World | Australia
Animal rights campaigners protest planned kangaroo cull
Animal rights campaigners protested a plan to shoot more than 3,000 kangaroos on the fringes of Australia's national capital, as authorities said the marsupials have become too numerous and risk starvation.
Canberra: Animal rights campaigners protested a plan to shoot more than 3,000 kangaroos on the fringes of Australia's national capital, as authorities said yesterday the marsupials have become too numerous and risk starvation.
The Defence Department wants to hire professional shooters to cull the kangaroos - Australia's national symbol, which feature in the country's coat of arms - at two of its properties on the outskirts of Canberra.
Canberra's local administration, the Australian Capital Territory (ACT) government, is expected to decide this week whether to approve the cull, government spokeswoman Yersheena Nichols said.
ACT Animal Liberation president Mary Hayes warned the cull would earn the local government an international reputation for cruelty.
'Weeds'
"It is a very cruel, violent way to treat animals,' she told Australian Broadcasting Corp radio.

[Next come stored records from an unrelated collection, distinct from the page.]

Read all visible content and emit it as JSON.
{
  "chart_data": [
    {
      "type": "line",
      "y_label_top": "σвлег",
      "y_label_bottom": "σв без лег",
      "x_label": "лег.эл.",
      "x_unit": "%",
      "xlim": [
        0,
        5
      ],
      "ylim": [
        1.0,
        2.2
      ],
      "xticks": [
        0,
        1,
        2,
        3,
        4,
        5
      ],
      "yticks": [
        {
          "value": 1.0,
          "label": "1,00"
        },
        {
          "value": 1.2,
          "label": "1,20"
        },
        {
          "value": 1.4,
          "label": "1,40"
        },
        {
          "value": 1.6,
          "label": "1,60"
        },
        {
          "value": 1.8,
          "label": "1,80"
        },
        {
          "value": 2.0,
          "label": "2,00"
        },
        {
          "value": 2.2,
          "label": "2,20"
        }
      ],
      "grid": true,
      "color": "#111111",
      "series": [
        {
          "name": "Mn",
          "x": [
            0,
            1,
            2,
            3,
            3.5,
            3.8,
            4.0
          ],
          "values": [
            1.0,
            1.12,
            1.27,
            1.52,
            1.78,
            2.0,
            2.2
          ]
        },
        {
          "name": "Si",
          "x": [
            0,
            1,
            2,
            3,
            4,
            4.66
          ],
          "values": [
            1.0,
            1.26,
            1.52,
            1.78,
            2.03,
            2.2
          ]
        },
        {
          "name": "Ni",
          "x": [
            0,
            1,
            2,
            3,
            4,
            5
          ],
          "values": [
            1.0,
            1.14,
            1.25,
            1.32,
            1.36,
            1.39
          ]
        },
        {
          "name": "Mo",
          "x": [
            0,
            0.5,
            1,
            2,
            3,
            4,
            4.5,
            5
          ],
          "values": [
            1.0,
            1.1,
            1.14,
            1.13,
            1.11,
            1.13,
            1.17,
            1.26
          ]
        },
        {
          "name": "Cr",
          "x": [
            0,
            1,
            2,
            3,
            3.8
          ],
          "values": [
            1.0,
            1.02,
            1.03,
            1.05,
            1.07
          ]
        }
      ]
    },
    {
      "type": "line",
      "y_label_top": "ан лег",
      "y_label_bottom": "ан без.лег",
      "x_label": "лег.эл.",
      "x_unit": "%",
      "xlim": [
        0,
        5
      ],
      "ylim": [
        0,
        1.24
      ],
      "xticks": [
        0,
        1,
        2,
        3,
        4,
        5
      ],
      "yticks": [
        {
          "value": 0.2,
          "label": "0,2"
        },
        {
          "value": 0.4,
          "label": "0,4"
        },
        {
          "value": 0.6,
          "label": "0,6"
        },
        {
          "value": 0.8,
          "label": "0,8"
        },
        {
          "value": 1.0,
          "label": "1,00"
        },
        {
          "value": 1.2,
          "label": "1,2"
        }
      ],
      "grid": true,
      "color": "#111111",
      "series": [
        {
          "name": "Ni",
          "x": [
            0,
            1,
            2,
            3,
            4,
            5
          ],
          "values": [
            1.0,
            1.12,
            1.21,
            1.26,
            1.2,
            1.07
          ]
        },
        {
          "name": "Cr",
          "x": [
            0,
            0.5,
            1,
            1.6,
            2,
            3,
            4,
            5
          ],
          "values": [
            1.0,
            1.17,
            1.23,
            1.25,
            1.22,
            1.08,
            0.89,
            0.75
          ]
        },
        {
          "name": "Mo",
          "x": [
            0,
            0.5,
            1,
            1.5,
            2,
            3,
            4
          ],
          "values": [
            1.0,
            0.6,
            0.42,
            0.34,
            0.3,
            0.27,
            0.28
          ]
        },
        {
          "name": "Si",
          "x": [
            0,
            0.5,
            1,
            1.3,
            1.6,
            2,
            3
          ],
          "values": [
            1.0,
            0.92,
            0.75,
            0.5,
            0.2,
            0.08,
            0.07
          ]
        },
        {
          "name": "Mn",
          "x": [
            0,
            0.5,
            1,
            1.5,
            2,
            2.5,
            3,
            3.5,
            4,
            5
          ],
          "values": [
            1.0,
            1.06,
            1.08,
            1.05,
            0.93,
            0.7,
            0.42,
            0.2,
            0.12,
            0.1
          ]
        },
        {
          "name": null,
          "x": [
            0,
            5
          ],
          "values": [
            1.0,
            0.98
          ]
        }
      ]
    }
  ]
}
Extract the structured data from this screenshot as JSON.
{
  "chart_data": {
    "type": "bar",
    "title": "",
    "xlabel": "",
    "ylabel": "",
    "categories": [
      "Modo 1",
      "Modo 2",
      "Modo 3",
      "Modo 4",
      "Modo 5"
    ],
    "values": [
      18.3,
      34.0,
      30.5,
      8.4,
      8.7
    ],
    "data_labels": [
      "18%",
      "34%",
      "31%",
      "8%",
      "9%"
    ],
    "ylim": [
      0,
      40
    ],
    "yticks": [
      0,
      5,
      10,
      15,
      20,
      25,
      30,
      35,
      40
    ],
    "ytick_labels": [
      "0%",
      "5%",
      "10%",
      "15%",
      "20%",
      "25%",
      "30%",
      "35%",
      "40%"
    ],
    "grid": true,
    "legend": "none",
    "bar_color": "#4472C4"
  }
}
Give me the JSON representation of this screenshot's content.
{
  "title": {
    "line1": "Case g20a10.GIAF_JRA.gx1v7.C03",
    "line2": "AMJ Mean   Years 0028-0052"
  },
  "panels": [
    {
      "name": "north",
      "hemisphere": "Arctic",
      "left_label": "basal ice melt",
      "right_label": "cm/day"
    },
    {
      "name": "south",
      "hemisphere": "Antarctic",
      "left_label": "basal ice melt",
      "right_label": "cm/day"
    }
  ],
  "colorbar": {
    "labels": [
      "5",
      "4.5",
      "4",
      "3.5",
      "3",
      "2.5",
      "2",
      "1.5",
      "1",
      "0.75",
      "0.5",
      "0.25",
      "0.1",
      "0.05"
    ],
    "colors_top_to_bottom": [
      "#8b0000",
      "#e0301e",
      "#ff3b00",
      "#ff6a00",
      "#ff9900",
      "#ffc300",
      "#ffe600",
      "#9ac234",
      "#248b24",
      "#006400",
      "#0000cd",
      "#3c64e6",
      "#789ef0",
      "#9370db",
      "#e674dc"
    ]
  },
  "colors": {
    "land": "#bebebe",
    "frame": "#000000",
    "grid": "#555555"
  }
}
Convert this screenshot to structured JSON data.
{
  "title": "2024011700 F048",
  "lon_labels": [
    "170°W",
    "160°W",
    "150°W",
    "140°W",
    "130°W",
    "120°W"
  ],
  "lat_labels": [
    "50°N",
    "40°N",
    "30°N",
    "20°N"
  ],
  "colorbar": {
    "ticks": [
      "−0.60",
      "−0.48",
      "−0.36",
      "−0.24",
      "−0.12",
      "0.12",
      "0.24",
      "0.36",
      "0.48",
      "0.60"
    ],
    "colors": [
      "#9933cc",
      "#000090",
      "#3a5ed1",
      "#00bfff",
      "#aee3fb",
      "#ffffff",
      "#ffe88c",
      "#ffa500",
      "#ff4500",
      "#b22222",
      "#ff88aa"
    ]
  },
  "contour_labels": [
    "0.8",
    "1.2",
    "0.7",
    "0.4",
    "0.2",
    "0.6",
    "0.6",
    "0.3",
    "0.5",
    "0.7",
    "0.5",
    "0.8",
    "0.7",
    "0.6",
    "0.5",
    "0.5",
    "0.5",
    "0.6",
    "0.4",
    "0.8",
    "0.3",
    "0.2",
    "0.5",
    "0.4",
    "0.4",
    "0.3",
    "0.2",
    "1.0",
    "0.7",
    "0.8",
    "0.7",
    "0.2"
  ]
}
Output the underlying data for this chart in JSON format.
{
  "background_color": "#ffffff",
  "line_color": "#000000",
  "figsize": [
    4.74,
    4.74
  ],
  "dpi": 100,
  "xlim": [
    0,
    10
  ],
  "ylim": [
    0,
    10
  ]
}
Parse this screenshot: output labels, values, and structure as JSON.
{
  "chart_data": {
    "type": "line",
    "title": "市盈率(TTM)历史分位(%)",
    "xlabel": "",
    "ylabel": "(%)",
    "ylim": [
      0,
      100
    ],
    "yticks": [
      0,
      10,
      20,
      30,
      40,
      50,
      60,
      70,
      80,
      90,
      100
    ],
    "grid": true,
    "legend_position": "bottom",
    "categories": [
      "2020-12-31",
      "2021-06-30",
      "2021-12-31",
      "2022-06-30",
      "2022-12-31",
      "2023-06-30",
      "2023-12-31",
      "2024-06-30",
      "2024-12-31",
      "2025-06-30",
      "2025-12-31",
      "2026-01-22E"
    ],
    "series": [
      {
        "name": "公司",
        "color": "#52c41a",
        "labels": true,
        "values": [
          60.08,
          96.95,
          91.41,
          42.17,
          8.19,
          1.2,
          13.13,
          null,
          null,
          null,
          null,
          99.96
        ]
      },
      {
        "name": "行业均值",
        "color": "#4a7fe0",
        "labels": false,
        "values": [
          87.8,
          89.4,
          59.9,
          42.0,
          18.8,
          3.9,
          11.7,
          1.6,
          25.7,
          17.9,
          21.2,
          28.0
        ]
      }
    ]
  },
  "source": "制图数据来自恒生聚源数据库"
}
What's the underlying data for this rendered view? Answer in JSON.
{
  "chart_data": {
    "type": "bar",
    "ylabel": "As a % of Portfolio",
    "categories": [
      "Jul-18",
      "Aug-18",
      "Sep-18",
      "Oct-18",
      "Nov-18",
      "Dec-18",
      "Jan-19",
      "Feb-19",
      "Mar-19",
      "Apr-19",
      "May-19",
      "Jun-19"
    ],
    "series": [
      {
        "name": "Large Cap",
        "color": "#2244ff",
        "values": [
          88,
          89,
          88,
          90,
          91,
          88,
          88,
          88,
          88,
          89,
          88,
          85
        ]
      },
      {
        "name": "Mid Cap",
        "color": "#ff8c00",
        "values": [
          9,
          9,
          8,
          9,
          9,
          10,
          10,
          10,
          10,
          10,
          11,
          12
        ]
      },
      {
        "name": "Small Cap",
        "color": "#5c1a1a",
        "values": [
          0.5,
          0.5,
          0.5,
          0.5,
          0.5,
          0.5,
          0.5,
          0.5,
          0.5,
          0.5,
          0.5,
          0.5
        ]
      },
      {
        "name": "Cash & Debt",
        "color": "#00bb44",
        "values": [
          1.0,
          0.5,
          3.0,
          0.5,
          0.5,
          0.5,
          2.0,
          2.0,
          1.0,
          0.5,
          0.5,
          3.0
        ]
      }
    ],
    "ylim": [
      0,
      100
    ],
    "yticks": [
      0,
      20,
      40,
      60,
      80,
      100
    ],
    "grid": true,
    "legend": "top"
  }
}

Hayes said the kangaroos were being treated "as if they were weeds to be mown or pulled out". Under the plan, 3,200 of the common eastern gray kangaroos, which can grow as big as a human, will be shot by July.
Queensland state Kangaroo Protection Coalition activist Pat O'Brien rejected the government's argument that the kangaroos risked starvation if they were not killed. "This is just an excuse to kill them," he said.
Scientists soon plan to test an oral contraceptive developed for kangaroos in an attempt to thin their numbers at one of the sites in suburban Belconnen, government ecologist Don Fletcher said.